12. Contrariamente ao que nos quer fazer crer a vulgata metodológica ou epistemológica dominante que se vangloria da "neutralidade axiológica", em ciências sociais é o momento normativo (avaliativo) que desempenha o papel cognitivo dominante, dado que estruturante.
13. Simetricamente à démarche ideal-típica de Weber, construída principalmente a partir da racionalidade instrumental (a Zweckrationalität), é preciso desenvolver na sociologia uma démarche idealista-típica, construída a partir da racionalidade axiológica (Wertrationalität), que se pergunte por que, como e em que medida grupos, sujeitos ou atores sociais não aplicam, e não se conformam a, seus próprios valores.

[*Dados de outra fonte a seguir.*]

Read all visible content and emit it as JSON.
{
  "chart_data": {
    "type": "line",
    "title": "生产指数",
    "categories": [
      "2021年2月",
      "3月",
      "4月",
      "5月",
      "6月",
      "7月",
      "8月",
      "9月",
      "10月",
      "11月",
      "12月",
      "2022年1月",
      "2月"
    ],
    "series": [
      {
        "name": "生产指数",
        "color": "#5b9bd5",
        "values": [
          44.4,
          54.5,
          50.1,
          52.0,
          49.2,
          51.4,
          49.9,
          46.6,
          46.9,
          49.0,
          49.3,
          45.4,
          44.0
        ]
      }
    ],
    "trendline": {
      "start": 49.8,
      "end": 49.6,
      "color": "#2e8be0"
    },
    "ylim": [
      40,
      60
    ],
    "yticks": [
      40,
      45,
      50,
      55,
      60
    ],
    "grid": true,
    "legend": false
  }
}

14. Dado que a sociologia não pode existir plenamente senão como superação (Aufhebung) da matriz utilitarista das ciências sociais e do economicismo, sua especificidade é ser necessariamente anti-utilitarista. Não a-utilitarista, o que implicaria a negação das considerações de utilidade e de interesse material e individual, mas anti-utilitarista, o que significa que a dimensão de utilidade e de interesse material e individual, bastante real, deve ser ultrapassada. Praticamente, cognitivamente e normativamente.
15. O núcleo da abordagem anti-utilitarista é o paradigma da dádiva (derivado do Ensaio sobre a Dádiva, de Marcel Mauss), que se pode também qualificar de paradigma da dádiva do político, do simbólico ou do reconhecimento.
16. Sua tese central é que a relação social não se constrói sobre a vantagem mútua e sobre o contrato, mas a partir de uma aposta de confiança, a aposta da dádiva, fundada sobre uma lógica de incondicionalidade condicional.
17. Corolário: os atores sociais visam menos possuir (riqueza, poder ou prestígio) que serem reconhecidos. E serem reconhecidos como doadores, tendo efetuado, ou sendo suscetíveis de efetuar, dádivas de valor, ou/e participando da doação (Ergebnis) da graça, do carisma. Riqueza, poder ou prestígio só valem na medida em que simbolizam esse reconhecimento.
18. A sociologia só pesou historicamente enquanto permitiu pensar a limitação ou a civilização do capitalismo e enquanto inspirou o político e a política. Hoje, o desafio é imaginar um para além do liberalismo, do socialismo, do comunismo e do anarquismo que considere que não mais podemos contar com um forte crescimento infinito para a superação dos conflitos sociais e de sua escala, agora planetária. Chamemos de convivialismo esse para além que se procura.
19. Em contraposição aos que veem a resolução do conflito social no Mercado (principalmente liberais) e aos que a procuram no Estado (principalmente socialistas), o convivialismo concentra-se principalmente na sociedade civil e em sua capacidade tanto de globalização quanto de localização.
20. É preciso abandonar o capitalismo? Tudo é aqui uma questão de definição. Se se entende por capitalismo os excessos, a hubris do Mercado, então a resposta é sim. Mas não abandonaremos o capitalismo se não nos livrarmos também (Aufhebung, também aqui) do marxismo.